Alison Stinely's Gilded Splinters
In "Gilded Splinters," Alison Stinely utilizes various types of sculpting in collaboration with oil painting in order to create impactful pieces that are independent of a traditional frame. Stinely's work exudes a breath of life that it is everlasting, fantastical, and honest.
The desire to incorporate sculptural elements with my oil paintings was born from rediscovering art and architecture of past eras during a stay in Italy where I was able to view such works “in the flesh.” In order to elevate the drama and intrusive nature of the painted narrative, I literally pushed the painting upward and outward. Because these objects were not standalone sculptures but meant to accompany a painting, I initially considered them as over exaggerated frames; considering design elements of the Baroque, the gaudiness of the French Rococo, as well as Medieval architecture.
Having spent most of my artistic career focused on the intricacies of oil painting, I had to overcome a bit of a learning curve in order to craft the three-dimensional figures I envisioned; objects that would both complement and interact with the paintings appropriately. The construction of these forms began in a most traditional sense; using my hands and some clay. As time passed, these sculptural processes began to include other modes such as altering found objects and, eventually, digital automation. As my interest in generating more complex forms grew, I began to study digital 3D modeling and printing. This digitized operation has offered enhanced fluidity in generating the three-dimensional forms necessary to complete each work.
“Gilded Splinters” displays the progression of these sculptural developments as well as a range of painted mark making and color usage from that which is more illustrative to naturalistic. The works encompass age-old techniques such as gilding - and the aforementioned use of oil paint - as well as the relatively new technology of 3D printing. The works included for exhibition embody the religious, cultural, and artistic history that influence me most through the successful merging of materiality and imagery.

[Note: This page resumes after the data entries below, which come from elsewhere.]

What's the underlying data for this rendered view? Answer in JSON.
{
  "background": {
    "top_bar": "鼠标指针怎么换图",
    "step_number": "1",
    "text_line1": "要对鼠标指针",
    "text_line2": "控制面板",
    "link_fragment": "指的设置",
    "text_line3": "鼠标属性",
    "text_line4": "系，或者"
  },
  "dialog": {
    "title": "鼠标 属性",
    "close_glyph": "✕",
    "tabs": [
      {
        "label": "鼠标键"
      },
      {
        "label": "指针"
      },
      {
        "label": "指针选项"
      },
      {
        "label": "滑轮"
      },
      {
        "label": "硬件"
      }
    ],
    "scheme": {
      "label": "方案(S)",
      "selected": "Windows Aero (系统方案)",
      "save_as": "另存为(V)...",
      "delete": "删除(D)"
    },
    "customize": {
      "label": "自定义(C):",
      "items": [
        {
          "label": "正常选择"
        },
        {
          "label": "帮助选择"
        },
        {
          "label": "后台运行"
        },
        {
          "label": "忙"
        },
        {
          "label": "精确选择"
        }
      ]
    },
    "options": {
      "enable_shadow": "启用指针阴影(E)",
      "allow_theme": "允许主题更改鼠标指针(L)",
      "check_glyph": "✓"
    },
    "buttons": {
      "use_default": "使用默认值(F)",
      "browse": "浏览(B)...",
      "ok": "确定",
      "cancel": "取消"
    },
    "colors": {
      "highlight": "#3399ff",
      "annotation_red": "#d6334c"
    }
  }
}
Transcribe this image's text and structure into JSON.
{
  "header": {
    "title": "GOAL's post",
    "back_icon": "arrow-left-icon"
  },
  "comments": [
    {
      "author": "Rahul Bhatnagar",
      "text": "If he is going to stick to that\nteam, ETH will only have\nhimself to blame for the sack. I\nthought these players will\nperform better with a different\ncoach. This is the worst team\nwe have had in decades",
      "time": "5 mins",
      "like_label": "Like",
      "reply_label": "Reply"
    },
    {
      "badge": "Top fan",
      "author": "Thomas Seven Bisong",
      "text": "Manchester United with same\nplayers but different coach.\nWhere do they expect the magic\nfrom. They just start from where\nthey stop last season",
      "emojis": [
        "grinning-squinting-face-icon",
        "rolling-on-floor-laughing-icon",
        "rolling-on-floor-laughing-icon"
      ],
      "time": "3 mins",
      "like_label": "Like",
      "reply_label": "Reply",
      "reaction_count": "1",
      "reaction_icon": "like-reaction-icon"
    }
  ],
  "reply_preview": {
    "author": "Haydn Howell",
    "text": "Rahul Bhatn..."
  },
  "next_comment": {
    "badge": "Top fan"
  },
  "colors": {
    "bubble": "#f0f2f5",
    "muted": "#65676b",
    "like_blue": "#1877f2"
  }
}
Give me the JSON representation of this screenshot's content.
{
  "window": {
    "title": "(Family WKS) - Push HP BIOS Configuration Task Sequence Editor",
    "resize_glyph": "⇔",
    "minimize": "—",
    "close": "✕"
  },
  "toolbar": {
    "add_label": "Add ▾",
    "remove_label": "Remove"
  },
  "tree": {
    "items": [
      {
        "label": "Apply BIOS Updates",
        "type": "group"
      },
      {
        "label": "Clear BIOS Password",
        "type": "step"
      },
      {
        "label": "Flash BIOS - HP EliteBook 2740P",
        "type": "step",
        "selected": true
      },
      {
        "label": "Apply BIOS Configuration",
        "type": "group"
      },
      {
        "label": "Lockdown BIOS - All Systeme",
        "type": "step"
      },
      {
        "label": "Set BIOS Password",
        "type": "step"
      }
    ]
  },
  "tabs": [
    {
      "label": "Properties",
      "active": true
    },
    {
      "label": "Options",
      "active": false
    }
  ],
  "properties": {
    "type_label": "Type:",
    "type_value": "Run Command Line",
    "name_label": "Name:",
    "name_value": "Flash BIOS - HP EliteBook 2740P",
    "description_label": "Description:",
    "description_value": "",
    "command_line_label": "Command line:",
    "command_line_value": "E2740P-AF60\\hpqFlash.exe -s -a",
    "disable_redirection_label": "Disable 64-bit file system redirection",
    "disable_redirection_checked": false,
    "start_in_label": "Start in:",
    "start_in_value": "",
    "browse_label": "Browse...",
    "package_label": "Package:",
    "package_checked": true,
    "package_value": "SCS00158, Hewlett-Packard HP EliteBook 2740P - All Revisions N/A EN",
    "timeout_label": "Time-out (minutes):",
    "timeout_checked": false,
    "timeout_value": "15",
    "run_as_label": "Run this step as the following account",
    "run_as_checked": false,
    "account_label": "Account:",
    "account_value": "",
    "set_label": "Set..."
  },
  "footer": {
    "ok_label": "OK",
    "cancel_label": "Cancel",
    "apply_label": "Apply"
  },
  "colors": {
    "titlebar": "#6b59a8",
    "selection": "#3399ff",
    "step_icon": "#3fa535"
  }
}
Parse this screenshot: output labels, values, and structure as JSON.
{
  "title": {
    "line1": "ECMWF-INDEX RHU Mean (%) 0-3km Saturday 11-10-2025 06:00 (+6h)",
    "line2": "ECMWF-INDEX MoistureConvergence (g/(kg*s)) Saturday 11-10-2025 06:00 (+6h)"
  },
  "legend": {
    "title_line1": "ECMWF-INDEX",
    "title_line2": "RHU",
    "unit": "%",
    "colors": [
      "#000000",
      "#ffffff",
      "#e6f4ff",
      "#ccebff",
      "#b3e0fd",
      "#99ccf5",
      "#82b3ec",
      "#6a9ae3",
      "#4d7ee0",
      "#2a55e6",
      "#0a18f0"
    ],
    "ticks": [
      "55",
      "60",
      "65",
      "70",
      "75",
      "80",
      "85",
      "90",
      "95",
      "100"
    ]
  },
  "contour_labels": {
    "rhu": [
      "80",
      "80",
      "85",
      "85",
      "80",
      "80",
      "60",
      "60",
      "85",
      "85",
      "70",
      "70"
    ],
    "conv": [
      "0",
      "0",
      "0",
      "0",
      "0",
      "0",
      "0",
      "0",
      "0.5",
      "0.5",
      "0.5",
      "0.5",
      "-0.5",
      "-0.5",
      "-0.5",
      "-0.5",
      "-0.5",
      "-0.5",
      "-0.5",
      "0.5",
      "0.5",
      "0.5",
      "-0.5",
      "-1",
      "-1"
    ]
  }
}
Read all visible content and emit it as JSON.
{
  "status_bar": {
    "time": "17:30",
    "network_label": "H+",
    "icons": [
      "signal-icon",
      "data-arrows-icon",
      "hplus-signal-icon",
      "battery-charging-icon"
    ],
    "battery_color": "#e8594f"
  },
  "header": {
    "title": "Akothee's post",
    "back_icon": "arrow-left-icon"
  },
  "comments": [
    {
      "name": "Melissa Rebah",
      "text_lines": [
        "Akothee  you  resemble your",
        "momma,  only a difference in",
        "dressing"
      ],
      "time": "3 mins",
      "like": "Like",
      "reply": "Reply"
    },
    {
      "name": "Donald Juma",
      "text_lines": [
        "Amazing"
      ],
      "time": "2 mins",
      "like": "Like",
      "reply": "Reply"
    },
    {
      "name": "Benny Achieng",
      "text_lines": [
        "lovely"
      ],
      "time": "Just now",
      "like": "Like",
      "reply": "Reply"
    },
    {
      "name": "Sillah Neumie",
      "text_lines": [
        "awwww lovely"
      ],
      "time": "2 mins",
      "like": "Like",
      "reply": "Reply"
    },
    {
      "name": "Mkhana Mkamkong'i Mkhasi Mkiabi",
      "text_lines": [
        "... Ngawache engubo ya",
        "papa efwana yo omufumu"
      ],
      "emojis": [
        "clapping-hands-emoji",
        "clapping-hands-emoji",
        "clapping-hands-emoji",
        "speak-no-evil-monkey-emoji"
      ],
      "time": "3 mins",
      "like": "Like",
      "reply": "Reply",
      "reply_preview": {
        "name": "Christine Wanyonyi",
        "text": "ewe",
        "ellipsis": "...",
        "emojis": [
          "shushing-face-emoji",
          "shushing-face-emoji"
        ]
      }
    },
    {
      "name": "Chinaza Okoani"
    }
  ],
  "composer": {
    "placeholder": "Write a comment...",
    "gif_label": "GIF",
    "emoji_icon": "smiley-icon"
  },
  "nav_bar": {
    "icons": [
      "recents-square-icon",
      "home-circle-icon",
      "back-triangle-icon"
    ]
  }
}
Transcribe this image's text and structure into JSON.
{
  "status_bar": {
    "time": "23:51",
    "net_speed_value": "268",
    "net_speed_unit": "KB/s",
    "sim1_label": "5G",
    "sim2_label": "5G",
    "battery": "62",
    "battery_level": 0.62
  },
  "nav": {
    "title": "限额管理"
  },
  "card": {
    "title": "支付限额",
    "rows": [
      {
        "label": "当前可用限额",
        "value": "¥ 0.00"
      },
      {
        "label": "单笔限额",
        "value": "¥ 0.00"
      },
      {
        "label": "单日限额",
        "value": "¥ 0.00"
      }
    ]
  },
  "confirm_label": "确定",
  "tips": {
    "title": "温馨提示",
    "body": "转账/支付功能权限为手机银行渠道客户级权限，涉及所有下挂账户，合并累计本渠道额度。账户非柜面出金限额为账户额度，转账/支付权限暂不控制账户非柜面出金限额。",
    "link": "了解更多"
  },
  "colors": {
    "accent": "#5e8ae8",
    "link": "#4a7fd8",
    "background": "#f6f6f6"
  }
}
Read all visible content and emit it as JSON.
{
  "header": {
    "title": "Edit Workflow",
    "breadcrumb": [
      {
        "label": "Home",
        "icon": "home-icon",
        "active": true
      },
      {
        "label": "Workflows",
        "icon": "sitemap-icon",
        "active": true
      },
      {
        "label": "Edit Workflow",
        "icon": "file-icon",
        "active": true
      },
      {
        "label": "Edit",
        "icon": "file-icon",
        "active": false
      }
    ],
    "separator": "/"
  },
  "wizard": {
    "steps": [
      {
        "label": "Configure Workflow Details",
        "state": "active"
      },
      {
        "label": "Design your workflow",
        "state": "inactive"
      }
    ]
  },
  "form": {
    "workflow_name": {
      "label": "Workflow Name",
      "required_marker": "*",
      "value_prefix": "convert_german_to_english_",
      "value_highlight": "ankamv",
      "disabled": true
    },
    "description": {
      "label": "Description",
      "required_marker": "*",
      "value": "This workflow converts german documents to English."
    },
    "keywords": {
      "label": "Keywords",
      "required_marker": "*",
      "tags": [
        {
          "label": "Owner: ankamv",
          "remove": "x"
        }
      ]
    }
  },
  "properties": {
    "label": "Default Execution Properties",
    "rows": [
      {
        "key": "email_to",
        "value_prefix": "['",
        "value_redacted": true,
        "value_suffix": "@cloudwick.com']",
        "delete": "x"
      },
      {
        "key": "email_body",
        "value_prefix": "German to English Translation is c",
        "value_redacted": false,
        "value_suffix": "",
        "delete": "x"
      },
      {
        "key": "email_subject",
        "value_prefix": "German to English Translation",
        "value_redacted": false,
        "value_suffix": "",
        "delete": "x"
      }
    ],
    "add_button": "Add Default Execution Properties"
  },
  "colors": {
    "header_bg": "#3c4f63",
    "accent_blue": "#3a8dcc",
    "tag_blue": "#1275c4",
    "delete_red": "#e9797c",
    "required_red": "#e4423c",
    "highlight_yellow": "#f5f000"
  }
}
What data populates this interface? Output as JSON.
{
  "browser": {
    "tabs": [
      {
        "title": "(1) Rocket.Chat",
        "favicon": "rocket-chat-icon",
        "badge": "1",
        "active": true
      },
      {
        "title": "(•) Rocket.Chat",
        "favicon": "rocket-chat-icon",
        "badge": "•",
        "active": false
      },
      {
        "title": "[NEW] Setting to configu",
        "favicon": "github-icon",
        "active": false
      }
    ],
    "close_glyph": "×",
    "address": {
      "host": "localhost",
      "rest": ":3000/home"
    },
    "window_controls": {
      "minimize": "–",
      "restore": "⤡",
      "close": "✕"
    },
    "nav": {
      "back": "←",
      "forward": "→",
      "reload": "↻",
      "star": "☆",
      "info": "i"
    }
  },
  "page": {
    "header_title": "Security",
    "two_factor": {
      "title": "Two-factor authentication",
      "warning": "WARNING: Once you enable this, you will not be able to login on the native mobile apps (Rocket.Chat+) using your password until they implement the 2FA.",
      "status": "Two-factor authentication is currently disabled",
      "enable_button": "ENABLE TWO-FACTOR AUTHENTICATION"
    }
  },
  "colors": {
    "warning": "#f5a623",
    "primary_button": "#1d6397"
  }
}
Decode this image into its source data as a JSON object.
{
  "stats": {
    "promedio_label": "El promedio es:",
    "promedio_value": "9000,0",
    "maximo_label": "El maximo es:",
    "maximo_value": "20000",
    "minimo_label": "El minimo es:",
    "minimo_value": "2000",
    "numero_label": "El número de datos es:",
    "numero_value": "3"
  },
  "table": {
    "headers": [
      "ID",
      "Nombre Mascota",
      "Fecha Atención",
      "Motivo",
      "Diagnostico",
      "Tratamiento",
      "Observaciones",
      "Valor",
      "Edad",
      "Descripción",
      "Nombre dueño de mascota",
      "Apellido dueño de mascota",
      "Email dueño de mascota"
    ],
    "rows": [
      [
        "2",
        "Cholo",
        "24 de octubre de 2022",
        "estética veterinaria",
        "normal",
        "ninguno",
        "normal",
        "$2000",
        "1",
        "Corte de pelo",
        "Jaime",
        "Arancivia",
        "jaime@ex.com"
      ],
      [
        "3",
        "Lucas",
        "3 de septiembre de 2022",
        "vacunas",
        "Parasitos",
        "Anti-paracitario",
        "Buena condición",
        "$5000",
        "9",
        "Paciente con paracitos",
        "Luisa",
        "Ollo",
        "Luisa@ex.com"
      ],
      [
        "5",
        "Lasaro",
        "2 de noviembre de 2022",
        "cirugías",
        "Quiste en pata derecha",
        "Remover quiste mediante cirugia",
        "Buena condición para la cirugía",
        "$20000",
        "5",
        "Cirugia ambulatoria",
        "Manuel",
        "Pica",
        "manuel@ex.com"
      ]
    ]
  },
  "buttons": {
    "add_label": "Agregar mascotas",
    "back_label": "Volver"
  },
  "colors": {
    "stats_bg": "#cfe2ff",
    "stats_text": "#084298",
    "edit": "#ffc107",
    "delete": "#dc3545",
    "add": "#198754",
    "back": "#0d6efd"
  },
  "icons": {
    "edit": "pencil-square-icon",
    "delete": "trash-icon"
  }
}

Censorship is all around us, from social media to television to academia to government institutions. What is hidden and blocked from view reveals the cultural norms that override expression and - subsequently - artists' efforts to contest such norms. Alison Stinely's art was censored before finding a place at the Linda Matney Art Gallery. Women artists, like Stinely, have had their ideas blocked by institutions for centuries. How does her experience with censorship fit within the era of the #MeToo movement? What does the silencing of female expression in today's culture mean for women? Alison Stinely, Diana Blanchard Gross, Vittorio Colaizzi, Lita Tirak and John Lee Matney held a rigorous panel discussion at the Linda Matney Art Gallery on Saturday, May 19th, 2018 View the Panel Transcript And Exhibition Statement
"...[Stinely] and her proxies refuse to be labeled, restricted, or contained and possess an otherworldly strength beyond the surface of shiny broken fragments." -Dr. Margaret Richardson.